Parlerò è e sarà il video e l’immagine simbolo della Giornata internazionale contro la violenza sulle donne per Cose da donna.
Si è parlato di violenza fisica ma anche psicologica, quest’ultima forse è la più subdola da riconoscere e da combattere. La violenza psicologica, spiega il magistrato Domenico Chindemi, è immateriale e non lascia segni visibili. Se, per esempio, stringo fortemente un braccio, non rimangono lividi o altre lesioni; in questo caso esercito una violenza subdola, proprio perché è invisibile, difficile da dimostrare e, di conseguenza, da denunciare. Un calcio a una sedia o a una poltrona è già sintomo di violenza psicologica, perché l’aggressore minaccia la vittima mostrando una forza in grado di atterrire la vittima, la quale non ha più il coraggio e il potere di reagire: oggi è un oggetto, domani è una persona. Tradotto: un femminicidio. Il cortometraggio Parlerò va contro tutti gli aggressori che impongono il silenzio alle proprie vittime e le minacciano quotidianamente con sguardi, gesti, parole a voce alta e calci a sedie inanimate. Io, Parlerò!

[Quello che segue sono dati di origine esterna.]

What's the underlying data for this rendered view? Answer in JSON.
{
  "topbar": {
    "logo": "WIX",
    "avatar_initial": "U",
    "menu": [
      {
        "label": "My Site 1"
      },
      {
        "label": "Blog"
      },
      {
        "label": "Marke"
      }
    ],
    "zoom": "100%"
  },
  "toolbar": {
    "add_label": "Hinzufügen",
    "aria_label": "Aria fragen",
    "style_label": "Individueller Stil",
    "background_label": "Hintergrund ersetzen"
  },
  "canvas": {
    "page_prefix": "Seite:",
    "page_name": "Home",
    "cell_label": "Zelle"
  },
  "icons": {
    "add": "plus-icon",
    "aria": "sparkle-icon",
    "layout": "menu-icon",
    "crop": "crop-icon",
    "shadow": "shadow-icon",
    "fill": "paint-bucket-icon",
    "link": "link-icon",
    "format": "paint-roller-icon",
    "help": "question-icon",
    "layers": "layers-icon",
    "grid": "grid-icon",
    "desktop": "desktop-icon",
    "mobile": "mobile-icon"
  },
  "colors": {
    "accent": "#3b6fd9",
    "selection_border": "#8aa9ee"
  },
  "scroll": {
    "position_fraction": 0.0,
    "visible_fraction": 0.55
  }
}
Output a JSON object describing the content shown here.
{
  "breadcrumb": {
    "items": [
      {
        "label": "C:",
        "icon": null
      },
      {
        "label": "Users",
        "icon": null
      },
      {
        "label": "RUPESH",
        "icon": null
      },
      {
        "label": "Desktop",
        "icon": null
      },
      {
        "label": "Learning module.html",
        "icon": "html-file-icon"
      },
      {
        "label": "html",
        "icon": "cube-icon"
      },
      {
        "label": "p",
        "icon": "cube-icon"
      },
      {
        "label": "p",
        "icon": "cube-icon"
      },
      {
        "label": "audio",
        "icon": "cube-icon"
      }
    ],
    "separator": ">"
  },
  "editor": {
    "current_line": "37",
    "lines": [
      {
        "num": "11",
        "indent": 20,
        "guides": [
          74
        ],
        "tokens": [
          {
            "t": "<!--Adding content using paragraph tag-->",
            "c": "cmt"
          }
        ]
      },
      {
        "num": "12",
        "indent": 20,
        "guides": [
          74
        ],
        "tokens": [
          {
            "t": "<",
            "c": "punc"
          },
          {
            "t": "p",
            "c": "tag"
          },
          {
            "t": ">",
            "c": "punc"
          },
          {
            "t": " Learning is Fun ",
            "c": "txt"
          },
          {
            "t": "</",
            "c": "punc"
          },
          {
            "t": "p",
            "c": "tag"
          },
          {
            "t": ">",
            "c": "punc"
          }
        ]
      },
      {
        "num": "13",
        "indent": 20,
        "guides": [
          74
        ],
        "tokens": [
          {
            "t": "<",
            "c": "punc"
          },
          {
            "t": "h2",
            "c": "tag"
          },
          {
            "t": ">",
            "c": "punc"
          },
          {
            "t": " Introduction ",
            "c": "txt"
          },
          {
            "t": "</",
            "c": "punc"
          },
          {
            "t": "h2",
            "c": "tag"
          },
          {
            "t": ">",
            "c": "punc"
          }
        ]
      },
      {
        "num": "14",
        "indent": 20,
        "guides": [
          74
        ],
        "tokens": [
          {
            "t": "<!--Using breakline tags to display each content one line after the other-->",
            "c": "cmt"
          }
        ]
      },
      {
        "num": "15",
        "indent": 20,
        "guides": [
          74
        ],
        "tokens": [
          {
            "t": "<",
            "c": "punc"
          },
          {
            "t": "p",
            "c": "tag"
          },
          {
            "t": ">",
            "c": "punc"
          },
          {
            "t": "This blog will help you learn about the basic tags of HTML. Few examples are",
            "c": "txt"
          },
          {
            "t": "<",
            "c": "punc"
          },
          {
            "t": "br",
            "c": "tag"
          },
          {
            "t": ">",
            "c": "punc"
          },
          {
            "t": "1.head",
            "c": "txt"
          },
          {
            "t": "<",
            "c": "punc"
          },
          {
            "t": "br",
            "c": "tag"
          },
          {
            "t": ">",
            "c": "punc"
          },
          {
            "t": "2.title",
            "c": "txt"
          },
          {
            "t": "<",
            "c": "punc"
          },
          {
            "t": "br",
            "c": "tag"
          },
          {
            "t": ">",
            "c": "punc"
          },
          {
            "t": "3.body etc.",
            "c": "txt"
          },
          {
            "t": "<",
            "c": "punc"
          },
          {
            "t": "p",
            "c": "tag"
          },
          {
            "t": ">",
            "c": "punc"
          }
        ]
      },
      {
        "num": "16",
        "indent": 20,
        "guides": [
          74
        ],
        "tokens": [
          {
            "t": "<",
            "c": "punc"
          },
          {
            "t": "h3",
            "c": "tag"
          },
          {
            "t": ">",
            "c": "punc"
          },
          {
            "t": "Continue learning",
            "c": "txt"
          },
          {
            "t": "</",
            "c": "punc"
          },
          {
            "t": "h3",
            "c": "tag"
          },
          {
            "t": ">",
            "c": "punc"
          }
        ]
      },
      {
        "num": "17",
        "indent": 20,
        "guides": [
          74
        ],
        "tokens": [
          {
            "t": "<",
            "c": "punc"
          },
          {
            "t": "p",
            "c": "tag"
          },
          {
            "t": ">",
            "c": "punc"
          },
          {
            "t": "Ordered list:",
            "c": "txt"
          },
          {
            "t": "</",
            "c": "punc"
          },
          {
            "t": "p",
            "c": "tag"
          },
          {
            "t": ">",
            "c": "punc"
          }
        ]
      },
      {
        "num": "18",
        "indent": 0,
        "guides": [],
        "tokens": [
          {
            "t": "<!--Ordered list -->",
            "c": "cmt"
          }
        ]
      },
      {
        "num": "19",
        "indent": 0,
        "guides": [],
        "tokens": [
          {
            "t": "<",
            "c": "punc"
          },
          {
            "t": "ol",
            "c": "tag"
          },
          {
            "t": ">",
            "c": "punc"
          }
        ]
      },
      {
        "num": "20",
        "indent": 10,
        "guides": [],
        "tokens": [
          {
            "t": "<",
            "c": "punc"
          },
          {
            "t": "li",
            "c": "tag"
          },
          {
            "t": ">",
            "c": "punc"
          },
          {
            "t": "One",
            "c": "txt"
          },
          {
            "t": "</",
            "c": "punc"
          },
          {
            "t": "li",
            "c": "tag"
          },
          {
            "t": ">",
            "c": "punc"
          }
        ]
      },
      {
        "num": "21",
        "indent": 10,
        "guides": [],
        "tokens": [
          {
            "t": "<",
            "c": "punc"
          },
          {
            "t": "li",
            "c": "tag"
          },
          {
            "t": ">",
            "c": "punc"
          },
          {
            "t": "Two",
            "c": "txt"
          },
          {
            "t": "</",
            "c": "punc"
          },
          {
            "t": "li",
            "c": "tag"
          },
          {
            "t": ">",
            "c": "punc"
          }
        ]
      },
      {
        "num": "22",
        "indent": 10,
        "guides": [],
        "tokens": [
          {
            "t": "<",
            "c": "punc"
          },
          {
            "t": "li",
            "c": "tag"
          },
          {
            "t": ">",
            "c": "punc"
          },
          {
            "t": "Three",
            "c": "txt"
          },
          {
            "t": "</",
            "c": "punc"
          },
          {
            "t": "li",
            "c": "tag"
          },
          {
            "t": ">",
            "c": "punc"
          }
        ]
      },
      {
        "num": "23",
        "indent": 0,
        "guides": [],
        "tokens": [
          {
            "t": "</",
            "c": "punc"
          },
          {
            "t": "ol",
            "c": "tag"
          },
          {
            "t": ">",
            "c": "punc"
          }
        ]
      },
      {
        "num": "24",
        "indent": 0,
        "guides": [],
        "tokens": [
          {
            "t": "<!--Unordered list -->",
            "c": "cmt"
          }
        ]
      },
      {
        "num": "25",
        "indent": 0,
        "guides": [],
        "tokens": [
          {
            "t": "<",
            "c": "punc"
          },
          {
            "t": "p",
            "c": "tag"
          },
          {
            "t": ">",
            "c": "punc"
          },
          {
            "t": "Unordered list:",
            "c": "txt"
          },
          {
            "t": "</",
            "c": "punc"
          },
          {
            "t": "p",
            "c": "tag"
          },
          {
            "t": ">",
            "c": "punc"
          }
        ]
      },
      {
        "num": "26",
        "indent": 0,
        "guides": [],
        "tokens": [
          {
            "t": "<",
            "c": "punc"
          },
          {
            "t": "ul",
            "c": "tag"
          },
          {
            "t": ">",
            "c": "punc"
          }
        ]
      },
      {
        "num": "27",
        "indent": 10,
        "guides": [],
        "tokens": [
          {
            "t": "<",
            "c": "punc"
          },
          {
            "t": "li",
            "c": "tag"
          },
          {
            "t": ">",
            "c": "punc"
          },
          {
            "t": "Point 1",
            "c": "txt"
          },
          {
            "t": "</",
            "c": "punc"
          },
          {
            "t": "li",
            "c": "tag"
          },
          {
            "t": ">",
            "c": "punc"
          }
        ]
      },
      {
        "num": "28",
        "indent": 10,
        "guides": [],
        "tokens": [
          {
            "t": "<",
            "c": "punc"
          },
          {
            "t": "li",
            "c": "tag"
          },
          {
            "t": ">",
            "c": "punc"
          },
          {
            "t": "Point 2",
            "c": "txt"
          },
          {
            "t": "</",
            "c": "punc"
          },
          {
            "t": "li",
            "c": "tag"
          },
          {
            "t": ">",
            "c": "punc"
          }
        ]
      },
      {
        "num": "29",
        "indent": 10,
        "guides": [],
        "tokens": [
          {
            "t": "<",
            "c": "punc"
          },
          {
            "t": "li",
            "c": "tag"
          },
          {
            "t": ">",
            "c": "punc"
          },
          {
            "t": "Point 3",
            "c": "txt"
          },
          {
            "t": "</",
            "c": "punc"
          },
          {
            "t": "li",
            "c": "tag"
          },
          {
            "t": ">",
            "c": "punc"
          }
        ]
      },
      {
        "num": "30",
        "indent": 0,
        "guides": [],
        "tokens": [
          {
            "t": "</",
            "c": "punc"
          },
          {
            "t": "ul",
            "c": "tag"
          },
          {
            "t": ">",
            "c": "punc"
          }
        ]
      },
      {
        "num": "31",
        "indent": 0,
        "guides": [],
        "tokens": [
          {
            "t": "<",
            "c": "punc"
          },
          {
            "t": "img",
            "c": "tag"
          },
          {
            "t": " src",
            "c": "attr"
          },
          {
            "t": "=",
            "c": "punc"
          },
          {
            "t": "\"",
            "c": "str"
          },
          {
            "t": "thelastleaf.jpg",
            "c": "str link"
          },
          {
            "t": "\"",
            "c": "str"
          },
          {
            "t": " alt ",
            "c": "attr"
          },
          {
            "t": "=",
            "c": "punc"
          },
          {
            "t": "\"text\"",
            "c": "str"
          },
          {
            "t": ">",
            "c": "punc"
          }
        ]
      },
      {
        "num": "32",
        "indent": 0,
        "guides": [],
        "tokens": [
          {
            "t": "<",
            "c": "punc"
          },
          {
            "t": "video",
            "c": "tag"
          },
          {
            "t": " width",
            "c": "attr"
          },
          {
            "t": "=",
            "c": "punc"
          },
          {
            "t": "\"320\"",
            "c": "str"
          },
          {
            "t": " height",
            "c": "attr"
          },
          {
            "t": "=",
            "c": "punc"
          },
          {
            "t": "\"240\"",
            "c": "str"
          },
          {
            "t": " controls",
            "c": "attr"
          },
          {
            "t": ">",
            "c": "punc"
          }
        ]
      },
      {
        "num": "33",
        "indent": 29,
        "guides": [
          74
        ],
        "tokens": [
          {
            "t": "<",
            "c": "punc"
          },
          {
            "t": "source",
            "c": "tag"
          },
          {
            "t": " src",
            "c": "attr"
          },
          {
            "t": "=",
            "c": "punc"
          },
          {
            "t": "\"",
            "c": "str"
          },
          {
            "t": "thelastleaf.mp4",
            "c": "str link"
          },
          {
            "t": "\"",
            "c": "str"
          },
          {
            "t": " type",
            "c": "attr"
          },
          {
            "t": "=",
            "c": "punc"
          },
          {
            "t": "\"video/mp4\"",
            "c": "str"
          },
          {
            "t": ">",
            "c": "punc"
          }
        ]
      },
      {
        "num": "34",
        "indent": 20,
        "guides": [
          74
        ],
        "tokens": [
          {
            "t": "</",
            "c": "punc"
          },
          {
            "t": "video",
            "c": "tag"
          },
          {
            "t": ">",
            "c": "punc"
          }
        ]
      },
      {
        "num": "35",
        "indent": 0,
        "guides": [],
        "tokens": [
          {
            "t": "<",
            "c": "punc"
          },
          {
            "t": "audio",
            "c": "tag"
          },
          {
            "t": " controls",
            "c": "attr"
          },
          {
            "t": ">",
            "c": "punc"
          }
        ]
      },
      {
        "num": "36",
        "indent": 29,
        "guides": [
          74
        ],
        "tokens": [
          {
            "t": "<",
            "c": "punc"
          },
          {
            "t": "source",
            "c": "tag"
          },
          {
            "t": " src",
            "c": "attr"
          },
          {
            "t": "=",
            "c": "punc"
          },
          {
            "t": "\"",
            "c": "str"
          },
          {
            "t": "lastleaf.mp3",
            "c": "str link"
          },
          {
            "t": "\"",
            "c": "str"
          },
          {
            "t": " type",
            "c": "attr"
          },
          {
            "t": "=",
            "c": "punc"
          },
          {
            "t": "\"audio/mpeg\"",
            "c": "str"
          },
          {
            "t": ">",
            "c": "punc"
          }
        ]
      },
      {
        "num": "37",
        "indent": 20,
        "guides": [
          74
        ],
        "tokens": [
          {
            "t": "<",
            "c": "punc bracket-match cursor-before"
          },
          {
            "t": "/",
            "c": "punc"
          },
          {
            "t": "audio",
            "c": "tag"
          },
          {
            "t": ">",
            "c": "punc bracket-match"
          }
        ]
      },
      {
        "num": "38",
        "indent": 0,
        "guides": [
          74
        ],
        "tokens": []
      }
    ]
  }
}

Corti per la giustizia. Nasce dai cortometraggi realizzati come iniziativa di sensibilizzazione sui temi della legalità e dei diritti in ricordo della strage di Capaci. La prima edizione della manifestazione si è svolta il 23 maggio 2018 sul palco del Teatro Ariston di Sanremo, nella data di commemorazione della strage che ha visto morire il giudice Falcone. Bullismo, violenza di genere, mafia, lavoro precario sono i temi dell’iniziativa condivisa dall’Odg della Liguria, promossa dalla Sezione Ligure dell’Anm (Associazione Nazionale Magistrati), in collaborazione con l’Ufficio Scolastico Regionale Ligure e l’Ariston. Una giornata di confronto a carattere formativo e di aggiornamento in una realtà, come quella del ponente ligure, dove la penetrazione mafiosa e i problemi sociali non passano certamente in secondo piano. La creazione di una cultura della legalità e del rispetto delle persone è uno degli elementi di valore del lavoro dell’informazione e della formazione in ogni ambito. Sul palco sono saliti magistrati, giornalisti e gli studenti coinvolti nella realizzazione dei corti dedicati alla giustizia.

A te Pupa. A una settimana dalla tua scomparsa, dedico questo articolo, perché sei tra le donne incrociate nella mia vita che più hanno subito violenza da parte di un uomo, del tuo uomo, di tuo marito. Nemmeno con la sua morte sei riuscita a liberarti di quelle catene travestite da senso di responsabilità, così strette da impedire di muoverti e di respirare. Ora sei libera. Finalmente libera. Da ogni paura e da ogni catena.